With the advent of high throughput sequencing, the identification of genetic causes of cardiovascular disease (CVD) has become an integral part of medical diagnosis and management and at the forefront of personalized medicine in this field. The use of whole exome sequencing for clinical diagnosis, risk stratification, and management of inherited CVD has not been previously evaluated.Methods and Results—
We analyzed the results of whole exome sequencing in first 200 adult patients with inherited CVD, who underwent genetic testing at the Yale Program for Cardiovascular Genetics. Genetic diagnosis was reached and reported with a success rate of 26.5% (53 of 200 patients). This compares to 18% (36 of 200) that would have been diagnosed using commercially available genetic panels (P=0.04).

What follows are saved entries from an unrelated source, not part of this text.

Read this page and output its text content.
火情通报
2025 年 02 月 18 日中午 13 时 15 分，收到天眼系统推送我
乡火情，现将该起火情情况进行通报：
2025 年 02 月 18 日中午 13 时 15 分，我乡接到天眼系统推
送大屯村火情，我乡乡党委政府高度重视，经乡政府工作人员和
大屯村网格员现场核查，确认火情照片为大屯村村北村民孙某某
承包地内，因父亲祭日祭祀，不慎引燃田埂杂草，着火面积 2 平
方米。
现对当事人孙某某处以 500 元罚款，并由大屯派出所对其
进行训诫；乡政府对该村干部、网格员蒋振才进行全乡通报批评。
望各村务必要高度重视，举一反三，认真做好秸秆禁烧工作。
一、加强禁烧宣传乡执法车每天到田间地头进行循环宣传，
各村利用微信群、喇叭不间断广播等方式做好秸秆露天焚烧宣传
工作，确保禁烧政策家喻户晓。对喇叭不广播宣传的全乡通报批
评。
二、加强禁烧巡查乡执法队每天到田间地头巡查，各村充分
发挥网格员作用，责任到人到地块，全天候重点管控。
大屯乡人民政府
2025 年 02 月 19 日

Whole exome sequencing was particularly useful for clinical diagnosis in patients with aborted sudden cardiac death, in whom the primary insult for the presence of both depressed cardiac function and prolonged QT had remained unknown. The analysis of the remaining cases using genome annotation and disease segregation led to the discovery of novel candidate genes in another 14% of the cases.Conclusions—
Whole exome sequencing is an exceptionally valuable screening tool for its capability to establish the clinical diagnosis of inherited CVDs, particularly for poorly defined cases of sudden cardiac death. By presenting novel candidate genes and their potential disease associations, we also provide evidence for the use of this genetic tool for the identification of novel CVD genes. Creation and sharing of exome databases across centers of care should facilitate the discovery of unknown CVD genes.